Manufacturing has pretty much dominated service projects for years now. In the 1990s that certainly wasn’t the case. The 1990s saw the U.S. evolve into a services economy, much of it centered on the birth and maturation of the internet. The U.S. wasn’t nearly as competitive in the manufacturing arena, as some years saw services doubling manufacturing in large deals. More than any other time over the last 30 years, the 1990s saw U.S. manufacturers making a beeline to
China in a herd mentality. That has completely reversed for more than a dozen years now.
Look at the years 2007 to 2020. Manufacturing has dominated services in big economic development projects in the South. Why? That is easily answered. The South essentially became the most competitive region in the world to make something, particularly for U.S. consumption.

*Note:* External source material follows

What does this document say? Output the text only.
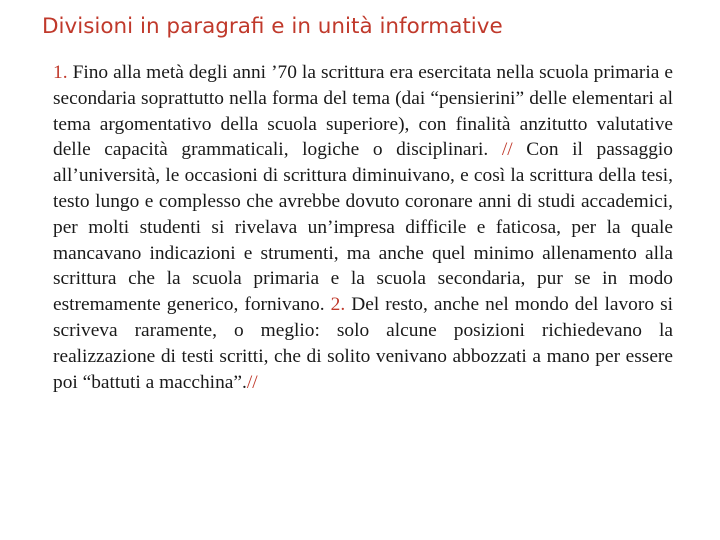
Divisioni in paragrafi e in unità informative

1. Fino alla metà degli anni ’70 la scrittura era esercitata nella scuola primaria e secondaria soprattutto nella forma del tema (dai “pensierini” delle elementari al tema argomentativo della scuola superiore), con finalità anzitutto valutative delle capacità grammaticali, logiche o disciplinari. // Con il passaggio all’università, le occasioni di scrittura diminuivano, e così la scrittura della tesi, testo lungo e complesso che avrebbe dovuto coronare anni di studi accademici, per molti studenti si rivelava un’impresa difficile e faticosa, per la quale mancavano indicazioni e strumenti, ma anche quel minimo allenamento alla scrittura che la scuola primaria e la scuola secondaria, pur se in modo estremamente generico, fornivano. 2. Del resto, anche nel mondo del lavoro si scriveva raramente, o meglio: solo alcune posizioni richiedevano la realizzazione di testi scritti, che di solito venivano abbozzati a mano per essere poi “battuti a macchina”.//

As manufacturing and labor costs soared in China and Mexico, the cost of doing business in the South actually dropped as the natural gas boom made the South incredibly competitive with other countries, even China. Around 2010, the term “reshoring” was invented. Economics after the Great Recession made it cost-effective to repatriate your plant back to the South, the least expensive place in the largest economy in the world to manufacture goods.

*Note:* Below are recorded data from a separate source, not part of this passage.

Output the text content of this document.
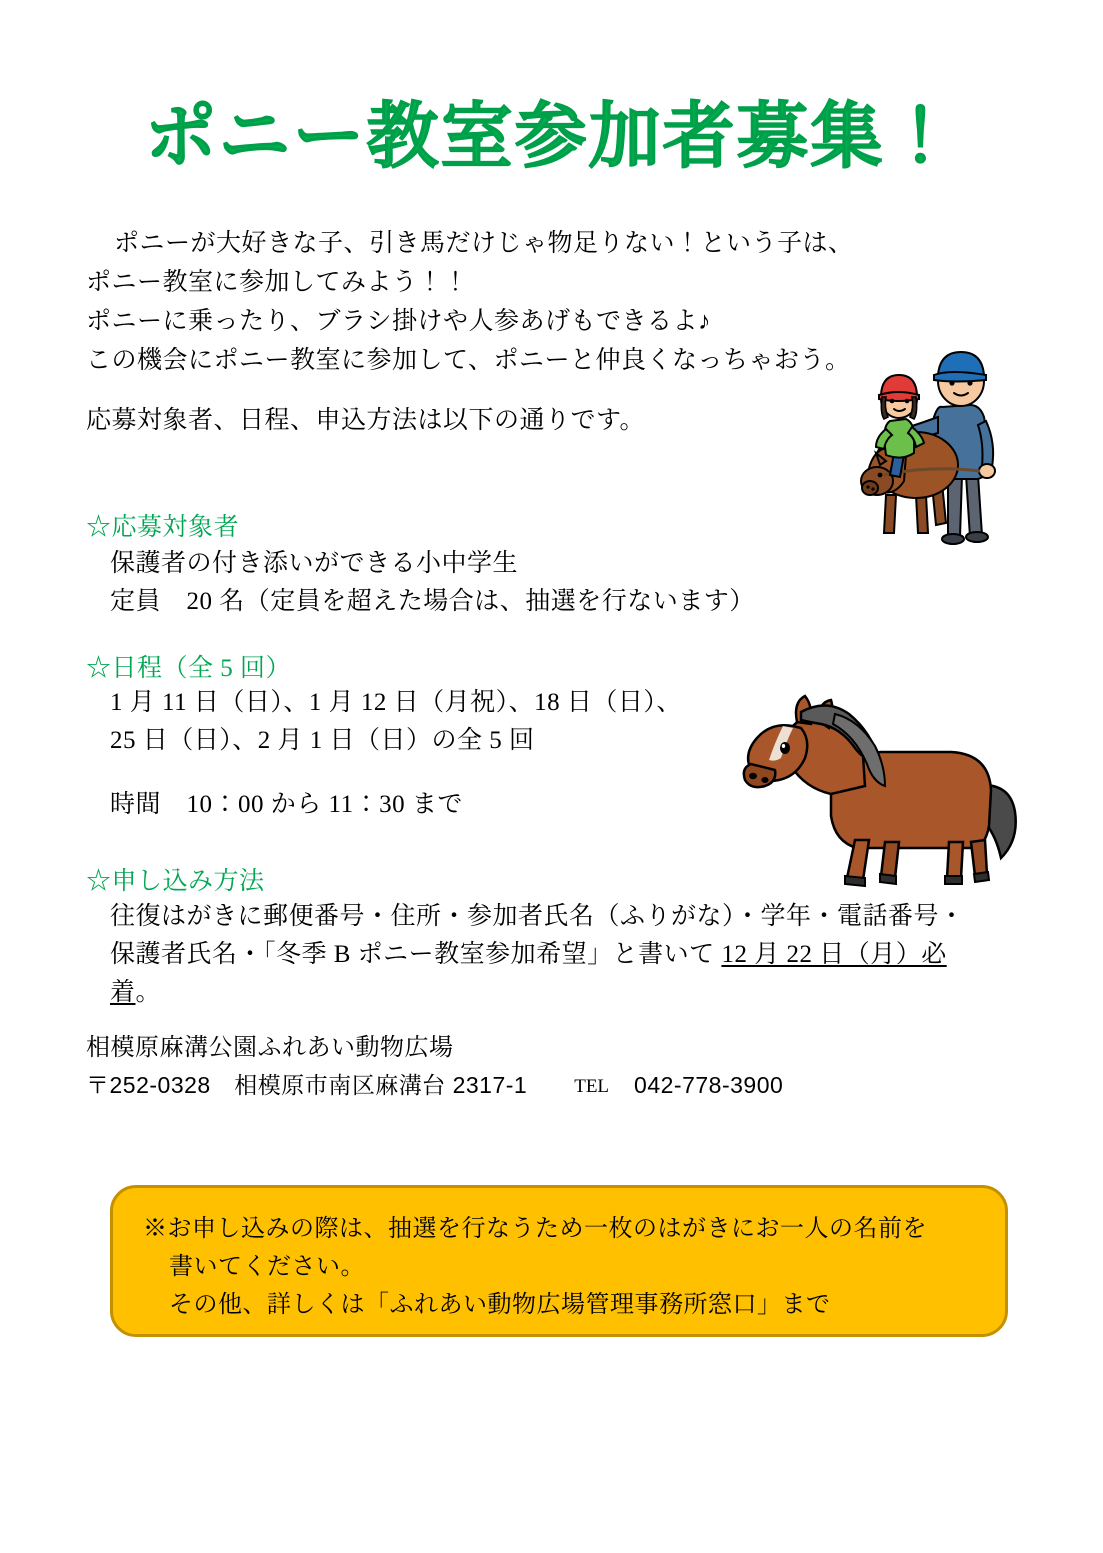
ポニー教室参加者募集！
ポニーが大好きな子、引き馬だけじゃ物足りない！という子は、
ポニー教室に参加してみよう！！
ポニーに乗ったり、ブラシ掛けや人参あげもできるよ♪
この機会にポニー教室に参加して、ポニーと仲良くなっちゃおう。
応募対象者、日程、申込方法は以下の通りです。
☆応募対象者
保護者の付き添いができる小中学生
定員　20 名（定員を超えた場合は、抽選を行ないます）
☆日程（全 5 回）
1 月 11 日（日）、1 月 12 日（月祝）、18 日（日）、
25 日（日）、2 月 1 日（日）の全 5 回
時間　10：00 から 11：30 まで
☆申し込み方法
往復はがきに郵便番号・住所・参加者氏名（ふりがな）・学年・電話番号・
保護者氏名・「冬季 B ポニー教室参加希望」と書いて 12 月 22 日（月）必着。
相模原麻溝公園ふれあい動物広場
〒252-0328　相模原市南区麻溝台 2317-1 TEL 042-778-3900

※お申し込みの際は、抽選を行なうため一枚のはがきにお一人の名前を

書いてください。

その他、詳しくは「ふれあい動物広場管理事務所窓口」まで
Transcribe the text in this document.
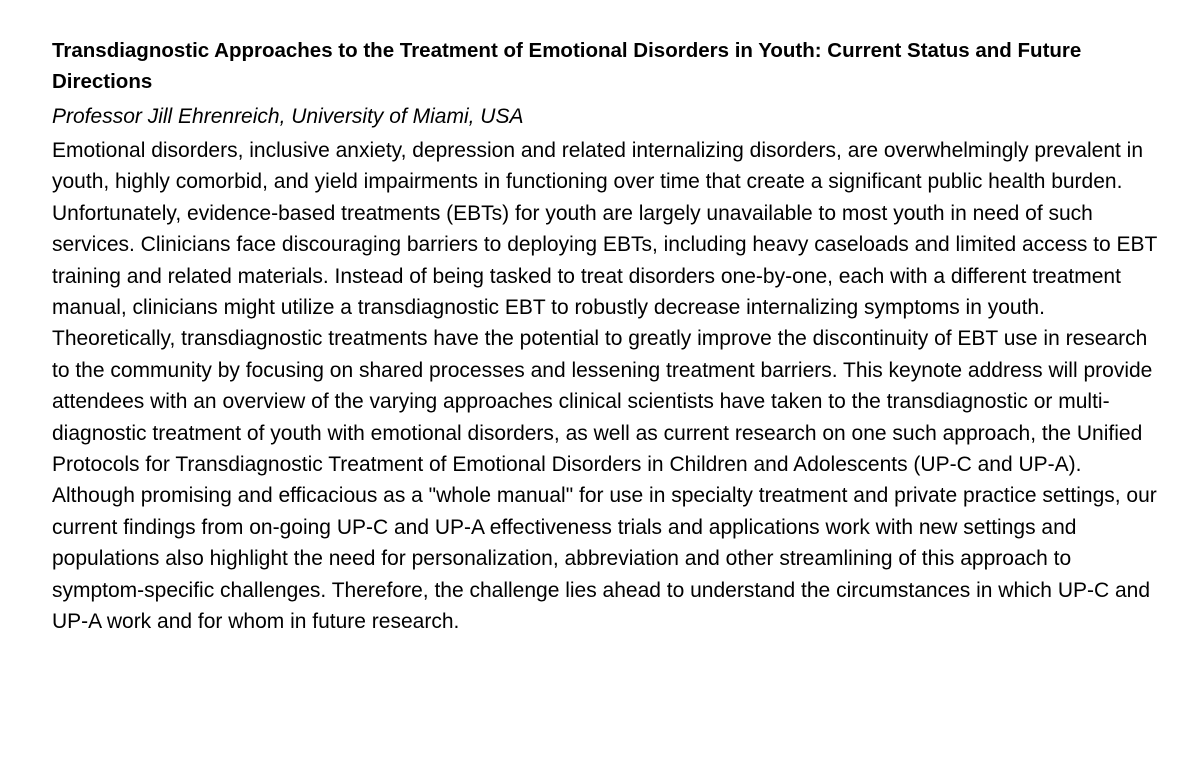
Transdiagnostic Approaches to the Treatment of Emotional Disorders in Youth: Current Status and Future Directions

Professor Jill Ehrenreich, University of Miami, USA

Emotional disorders, inclusive anxiety, depression and related internalizing disorders, are overwhelmingly prevalent in youth, highly comorbid, and yield impairments in functioning over time that create a significant public health burden. Unfortunately, evidence-based treatments (EBTs) for youth are largely unavailable to most youth in need of such services. Clinicians face discouraging barriers to deploying EBTs, including heavy caseloads and limited access to EBT training and related materials. Instead of being tasked to treat disorders one-by-one, each with a different treatment manual, clinicians might utilize a transdiagnostic EBT to robustly decrease internalizing symptoms in youth. Theoretically, transdiagnostic treatments have the potential to greatly improve the discontinuity of EBT use in research to the community by focusing on shared processes and lessening treatment barriers. This keynote address will provide attendees with an overview of the varying approaches clinical scientists have taken to the transdiagnostic or multi-diagnostic treatment of youth with emotional disorders, as well as current research on one such approach, the Unified Protocols for Transdiagnostic Treatment of Emotional Disorders in Children and Adolescents (UP-C and UP-A). Although promising and efficacious as a "whole manual" for use in specialty treatment and private practice settings, our current findings from on-going UP-C and UP-A effectiveness trials and applications work with new settings and populations also highlight the need for personalization, abbreviation and other streamlining of this approach to symptom-specific challenges. Therefore, the challenge lies ahead to understand the circumstances in which UP-C and UP-A work and for whom in future research.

There are some red flags flying with this SB&D 100 regarding some industry sectors. As mentioned with Amazon’s 10 projects, distribution for the second year in three years was your No. 1 industry with 80 large projects. That figure represents the best distribution has done in 28 years.
But automotive could only muster 40 deals, when in 2015 it produced 111 large projects. Financial services, always the canary in the coal mine, only put up 11 projects when that sector produced 69 in 2015.
In addition to distribution, the industries that did well in the 2021 SB&D 100 were food and beverage, life sciences, data centers and IT. Those that struggled include automotive, aerospace, healthcare and metals.
Some outstanding projects were announced in 2020 including a rare semiconductor deal in Richardson, Texas, and an Amazon air freight hub with 2,000 jobs in Northern Kentucky.
All-in-all, we here at SB&D feared the worst. We feared that because of the pandemic, total projects meeting or exceeding 200 jobs and/or $30 million in investment could easily have set the low mark — below the 367 deals announced in 2009.
Yet, both presidents — Trump and Biden — as well as both political parties stepped up with huge monetary initiatives and incentives to keep employers paying employees, keep businesses open and keep folks paying their rent and mortgages with an unprecedented number of aid packages that the U.S. has never applied in its history.
These aid packages put so much money “on the street” that for now, we have come back from the worst economic collapse in American history.
Others will say the debt created to emerge out of the virus recession cannot be sustained. That is debatable. Even before the pandemic, 50 cents of every dollar of U.S. expenditures went to interest servicing that debt alone. Yet, the dollar is the world’s currency and the U.S. controls its own currency.
So, what did we do? We printed so much new money — under both administrations — that we bought our way out of the pandemic recession. Bad thing? Good thing? We will see, but in the short term, it can only be described as a necessary thing.
So, how bad was it? In terms of large project activity in the South during a pandemic, we’d give it a “B.” That’s not so bad.